In humans, we have a combination of (a) knowing a lot about evolution and neuroscience and (b) being humans ourselves. Taken together, these two things bridge the gap of a lot of missing or contentious philosophical knowledge - we don't have to know exactly what qualia are to be pretty confident that other humans have them via introspection + knowing that the generators are (mechanically) very similar. Also, we know that the generators of goodness and sentience in humans generalize well enough, at least from median to >.1%ile humans - for the same reasons (a) and (b) above, we can be pretty confident that the smartest and most good among us feel love, pain, sorrow, etc. in roughly similar ways to everyone else, and being multiple standard deviations (upwards) among humans for smartness and / or goodness (usually) doesn't cause a person to do crazy / harmful things.
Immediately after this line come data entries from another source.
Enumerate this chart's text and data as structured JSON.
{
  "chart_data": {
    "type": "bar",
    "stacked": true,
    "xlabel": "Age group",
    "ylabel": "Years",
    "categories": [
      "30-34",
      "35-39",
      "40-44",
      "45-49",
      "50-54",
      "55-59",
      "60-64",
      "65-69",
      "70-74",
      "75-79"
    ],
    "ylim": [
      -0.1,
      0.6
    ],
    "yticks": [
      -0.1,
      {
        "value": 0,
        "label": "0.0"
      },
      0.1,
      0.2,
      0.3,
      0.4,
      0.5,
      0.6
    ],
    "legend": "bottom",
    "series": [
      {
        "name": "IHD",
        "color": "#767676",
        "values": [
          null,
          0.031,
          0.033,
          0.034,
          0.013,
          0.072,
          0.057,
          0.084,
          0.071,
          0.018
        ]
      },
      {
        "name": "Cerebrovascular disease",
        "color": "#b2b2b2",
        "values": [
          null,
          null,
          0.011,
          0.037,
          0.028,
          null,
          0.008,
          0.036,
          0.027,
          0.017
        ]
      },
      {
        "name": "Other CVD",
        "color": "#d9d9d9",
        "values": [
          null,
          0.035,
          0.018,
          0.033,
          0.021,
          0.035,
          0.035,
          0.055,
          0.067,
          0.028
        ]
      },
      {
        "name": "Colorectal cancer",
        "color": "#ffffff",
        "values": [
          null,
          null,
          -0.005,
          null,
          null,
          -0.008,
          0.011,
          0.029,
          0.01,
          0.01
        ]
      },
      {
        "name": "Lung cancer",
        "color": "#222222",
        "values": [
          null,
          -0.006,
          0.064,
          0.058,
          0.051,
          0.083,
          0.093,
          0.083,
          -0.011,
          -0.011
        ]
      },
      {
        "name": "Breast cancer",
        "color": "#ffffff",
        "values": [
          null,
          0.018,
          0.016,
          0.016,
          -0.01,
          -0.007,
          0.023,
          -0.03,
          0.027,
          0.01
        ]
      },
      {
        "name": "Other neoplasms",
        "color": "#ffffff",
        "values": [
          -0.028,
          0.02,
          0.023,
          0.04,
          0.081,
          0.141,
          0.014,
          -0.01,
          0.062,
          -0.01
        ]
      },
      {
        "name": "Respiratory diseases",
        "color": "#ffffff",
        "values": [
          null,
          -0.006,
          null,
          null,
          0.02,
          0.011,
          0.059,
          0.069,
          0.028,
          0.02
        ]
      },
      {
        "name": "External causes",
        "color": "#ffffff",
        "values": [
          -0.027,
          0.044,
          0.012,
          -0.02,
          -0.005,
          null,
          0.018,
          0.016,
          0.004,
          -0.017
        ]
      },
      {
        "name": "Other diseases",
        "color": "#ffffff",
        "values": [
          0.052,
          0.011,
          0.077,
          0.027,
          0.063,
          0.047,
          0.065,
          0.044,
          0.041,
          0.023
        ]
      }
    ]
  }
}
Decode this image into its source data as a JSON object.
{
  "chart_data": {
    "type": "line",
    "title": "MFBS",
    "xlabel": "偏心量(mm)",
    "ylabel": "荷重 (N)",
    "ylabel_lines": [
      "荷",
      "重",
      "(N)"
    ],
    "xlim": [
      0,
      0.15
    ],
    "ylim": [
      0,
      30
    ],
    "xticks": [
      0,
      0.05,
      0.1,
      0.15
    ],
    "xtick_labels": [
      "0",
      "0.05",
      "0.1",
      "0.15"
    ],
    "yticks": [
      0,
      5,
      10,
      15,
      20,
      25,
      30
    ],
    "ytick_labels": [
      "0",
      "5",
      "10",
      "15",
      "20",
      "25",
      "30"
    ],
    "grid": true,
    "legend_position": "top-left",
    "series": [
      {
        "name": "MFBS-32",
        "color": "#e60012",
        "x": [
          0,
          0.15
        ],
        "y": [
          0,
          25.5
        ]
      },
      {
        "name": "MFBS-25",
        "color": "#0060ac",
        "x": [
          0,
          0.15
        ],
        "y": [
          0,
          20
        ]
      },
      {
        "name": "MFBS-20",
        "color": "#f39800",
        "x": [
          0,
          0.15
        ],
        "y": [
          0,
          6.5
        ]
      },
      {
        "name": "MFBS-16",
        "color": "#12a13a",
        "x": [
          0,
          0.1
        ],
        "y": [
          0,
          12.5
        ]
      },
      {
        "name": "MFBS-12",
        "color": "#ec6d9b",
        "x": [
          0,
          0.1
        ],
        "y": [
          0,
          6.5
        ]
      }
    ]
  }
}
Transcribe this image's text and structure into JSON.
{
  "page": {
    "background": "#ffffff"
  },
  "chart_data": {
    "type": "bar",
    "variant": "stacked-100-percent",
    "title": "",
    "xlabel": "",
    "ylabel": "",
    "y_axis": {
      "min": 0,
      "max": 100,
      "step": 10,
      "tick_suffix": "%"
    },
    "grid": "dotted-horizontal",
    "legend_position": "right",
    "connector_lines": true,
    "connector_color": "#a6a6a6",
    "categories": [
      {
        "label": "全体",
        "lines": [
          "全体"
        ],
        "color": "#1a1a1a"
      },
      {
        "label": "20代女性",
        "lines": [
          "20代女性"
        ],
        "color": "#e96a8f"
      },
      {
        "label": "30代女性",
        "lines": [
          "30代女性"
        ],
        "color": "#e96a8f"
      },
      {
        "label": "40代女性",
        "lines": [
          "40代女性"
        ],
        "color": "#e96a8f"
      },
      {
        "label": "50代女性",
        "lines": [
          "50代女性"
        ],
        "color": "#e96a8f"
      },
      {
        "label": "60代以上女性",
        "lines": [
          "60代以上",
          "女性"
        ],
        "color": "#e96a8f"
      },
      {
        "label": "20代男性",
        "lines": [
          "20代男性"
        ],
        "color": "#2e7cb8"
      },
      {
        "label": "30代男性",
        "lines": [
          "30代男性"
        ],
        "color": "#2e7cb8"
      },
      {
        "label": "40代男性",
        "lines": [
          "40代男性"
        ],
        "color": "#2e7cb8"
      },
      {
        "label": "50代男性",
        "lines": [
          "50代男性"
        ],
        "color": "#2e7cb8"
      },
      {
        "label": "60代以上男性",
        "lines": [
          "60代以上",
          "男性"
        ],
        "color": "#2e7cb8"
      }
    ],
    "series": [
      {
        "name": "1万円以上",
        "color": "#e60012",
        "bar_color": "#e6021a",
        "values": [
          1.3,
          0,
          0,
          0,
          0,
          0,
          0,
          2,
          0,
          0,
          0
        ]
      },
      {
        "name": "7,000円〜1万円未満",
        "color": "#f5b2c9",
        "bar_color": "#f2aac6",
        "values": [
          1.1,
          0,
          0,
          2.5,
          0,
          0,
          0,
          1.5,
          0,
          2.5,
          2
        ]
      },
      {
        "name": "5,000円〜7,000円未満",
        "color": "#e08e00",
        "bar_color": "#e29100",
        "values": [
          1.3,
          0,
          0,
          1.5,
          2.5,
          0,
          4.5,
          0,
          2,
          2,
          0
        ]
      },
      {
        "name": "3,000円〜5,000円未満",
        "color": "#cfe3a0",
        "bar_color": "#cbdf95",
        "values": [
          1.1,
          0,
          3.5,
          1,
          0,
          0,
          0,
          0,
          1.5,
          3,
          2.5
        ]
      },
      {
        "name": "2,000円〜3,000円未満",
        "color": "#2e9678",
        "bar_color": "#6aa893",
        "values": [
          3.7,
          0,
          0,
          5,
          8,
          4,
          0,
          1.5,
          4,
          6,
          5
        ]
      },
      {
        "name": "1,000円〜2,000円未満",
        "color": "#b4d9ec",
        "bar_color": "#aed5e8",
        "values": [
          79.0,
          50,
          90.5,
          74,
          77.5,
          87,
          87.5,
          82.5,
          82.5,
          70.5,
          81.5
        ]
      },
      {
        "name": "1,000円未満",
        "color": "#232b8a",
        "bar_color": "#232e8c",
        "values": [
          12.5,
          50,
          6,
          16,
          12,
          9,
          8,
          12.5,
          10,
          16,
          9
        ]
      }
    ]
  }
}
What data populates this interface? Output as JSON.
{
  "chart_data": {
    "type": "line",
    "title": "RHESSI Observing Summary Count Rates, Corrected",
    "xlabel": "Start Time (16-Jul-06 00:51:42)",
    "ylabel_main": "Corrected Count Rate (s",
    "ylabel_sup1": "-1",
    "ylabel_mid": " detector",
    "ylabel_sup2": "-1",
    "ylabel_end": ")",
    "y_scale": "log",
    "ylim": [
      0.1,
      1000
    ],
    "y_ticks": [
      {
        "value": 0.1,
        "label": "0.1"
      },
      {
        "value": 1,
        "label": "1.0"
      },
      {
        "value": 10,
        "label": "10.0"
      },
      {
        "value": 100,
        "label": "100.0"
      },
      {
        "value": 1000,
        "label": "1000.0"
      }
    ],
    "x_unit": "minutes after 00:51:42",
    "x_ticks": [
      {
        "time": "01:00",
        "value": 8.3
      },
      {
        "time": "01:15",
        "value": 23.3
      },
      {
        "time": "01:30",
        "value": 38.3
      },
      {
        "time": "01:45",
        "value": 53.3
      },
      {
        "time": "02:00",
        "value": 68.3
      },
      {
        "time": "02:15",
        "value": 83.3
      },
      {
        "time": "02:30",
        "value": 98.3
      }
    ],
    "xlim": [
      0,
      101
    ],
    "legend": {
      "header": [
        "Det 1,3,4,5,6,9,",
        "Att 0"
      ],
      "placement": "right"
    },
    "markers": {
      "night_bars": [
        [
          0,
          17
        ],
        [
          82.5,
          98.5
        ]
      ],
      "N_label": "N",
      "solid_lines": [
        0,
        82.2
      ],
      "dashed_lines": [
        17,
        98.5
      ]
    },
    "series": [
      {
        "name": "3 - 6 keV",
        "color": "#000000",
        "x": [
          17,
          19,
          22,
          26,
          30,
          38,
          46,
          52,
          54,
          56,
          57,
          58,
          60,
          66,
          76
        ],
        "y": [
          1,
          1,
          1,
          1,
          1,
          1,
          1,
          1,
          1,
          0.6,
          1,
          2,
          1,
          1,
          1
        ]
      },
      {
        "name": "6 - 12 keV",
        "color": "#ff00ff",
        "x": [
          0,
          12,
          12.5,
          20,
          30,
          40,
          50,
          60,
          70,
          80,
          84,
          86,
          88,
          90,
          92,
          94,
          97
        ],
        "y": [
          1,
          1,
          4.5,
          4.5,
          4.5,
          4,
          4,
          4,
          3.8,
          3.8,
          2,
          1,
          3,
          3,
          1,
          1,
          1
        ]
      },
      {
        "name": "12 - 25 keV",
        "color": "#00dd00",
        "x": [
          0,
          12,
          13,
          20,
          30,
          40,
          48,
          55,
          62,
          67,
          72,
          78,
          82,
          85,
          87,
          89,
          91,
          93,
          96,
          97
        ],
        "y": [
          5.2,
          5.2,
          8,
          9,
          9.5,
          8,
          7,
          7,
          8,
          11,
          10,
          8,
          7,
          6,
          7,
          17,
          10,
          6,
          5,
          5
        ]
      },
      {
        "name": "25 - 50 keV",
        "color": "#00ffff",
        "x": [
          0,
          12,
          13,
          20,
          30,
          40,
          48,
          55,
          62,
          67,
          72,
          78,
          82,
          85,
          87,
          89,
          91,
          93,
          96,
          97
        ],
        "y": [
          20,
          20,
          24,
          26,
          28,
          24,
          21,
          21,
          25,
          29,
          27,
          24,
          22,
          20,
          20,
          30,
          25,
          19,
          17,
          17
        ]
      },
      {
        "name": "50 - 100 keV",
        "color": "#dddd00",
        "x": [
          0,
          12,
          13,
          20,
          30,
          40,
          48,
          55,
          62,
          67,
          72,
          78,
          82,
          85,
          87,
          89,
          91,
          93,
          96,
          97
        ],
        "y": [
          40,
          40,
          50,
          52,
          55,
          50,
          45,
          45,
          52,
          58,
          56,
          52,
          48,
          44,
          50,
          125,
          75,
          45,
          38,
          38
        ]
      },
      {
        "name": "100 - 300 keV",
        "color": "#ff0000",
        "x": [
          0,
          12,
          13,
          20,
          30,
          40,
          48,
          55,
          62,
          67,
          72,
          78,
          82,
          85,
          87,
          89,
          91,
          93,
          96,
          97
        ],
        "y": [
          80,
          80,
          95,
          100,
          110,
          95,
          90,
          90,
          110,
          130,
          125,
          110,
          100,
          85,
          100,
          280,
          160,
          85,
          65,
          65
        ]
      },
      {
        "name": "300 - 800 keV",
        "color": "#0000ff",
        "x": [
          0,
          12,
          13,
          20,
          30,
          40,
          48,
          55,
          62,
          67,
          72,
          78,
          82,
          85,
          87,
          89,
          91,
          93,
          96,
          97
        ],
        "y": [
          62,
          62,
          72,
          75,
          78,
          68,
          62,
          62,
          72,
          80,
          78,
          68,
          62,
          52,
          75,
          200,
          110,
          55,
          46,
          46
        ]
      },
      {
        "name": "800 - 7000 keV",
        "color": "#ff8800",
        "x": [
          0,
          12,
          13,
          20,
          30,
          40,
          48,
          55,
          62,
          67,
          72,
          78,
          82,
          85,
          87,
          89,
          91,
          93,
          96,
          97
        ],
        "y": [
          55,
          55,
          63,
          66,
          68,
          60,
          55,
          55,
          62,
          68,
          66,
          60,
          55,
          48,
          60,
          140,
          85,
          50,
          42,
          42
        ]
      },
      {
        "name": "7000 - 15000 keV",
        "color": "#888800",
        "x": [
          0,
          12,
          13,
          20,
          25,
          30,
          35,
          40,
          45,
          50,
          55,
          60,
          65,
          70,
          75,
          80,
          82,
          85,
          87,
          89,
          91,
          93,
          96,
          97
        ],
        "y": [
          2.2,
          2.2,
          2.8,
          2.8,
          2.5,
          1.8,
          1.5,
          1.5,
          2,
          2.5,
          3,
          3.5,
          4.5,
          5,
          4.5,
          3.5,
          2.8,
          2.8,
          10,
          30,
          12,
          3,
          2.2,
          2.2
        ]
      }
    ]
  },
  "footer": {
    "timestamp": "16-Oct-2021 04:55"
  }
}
I don't think we have similarly strong evidence about how AIs generalize even up to that point (let alone beyond).
Not sure where / if you disagree with any of this, but either way, the point is that I think that "I would pick Opus over a human" for anything CEV-adjacent implies a lot more confidence in a philosophy of both human and AI minds than is warranted.
In the spirit of making empirical / falsifiable predictions, a thing that would change my view on this is if AI researchers (or AIs themselves) started producing better philosophical insights about consciousness, metaethics, etc. than the best humans did in 2008, where these insights are grounded by their applicability to and experimental predictions about humans and human consciousness (rather than being self-referential / potentially circular insights about AIs themselves). I don't think Eliezer got everything right about philosophy, morality, consciousness, etc. 15y ago, but I haven't seen much in the way of public writing or discourse that has improved on things since then, and in many ways the quality of discourse has gotten worse. I think it would be a positive sign (but don't expect to see it) if AIs were to change that.
I think this is closer to a restatement of your / Dario's position, rather than a crux. My claim is that it doesn't matter whether specific future AIs are "naturally" consequentialists or something else, or how many degrees of freedom there are to be or not be a consequential and still get stuff done. Without bringing AI into it at all, we can already know (I claim, but am not really expanding on here), that consequentialism itself is extremely powerful, natural, optimal, etc. and there are some very general and deep lessons that we can learn from this. "There might be a way to build an AI without all that" or even "In practice that won't happen by default given current training methods, at least for a while" could be true, but it wouldn't change my position.
OK, sure.
Right, this is closer to where I disagree. I think there is a strong argument about this that doesn't have anything to do with "shaped cognition" or even AI in particular.
I would flag this as exactly the wrong kind of lesson / example to learn something interesting about consequentialism - failure and mediocrity are overdetermined; it's just not that interesting that there are particular contrived examples where some humans fail at applying consequentialism. Some of the best places to look for the deeper lessons and intuitions about consequentialism are environments where there is a lot of cut-throat competition, possibility for outlier success and failure, not artificially constrained or bounded in time or resources, etc.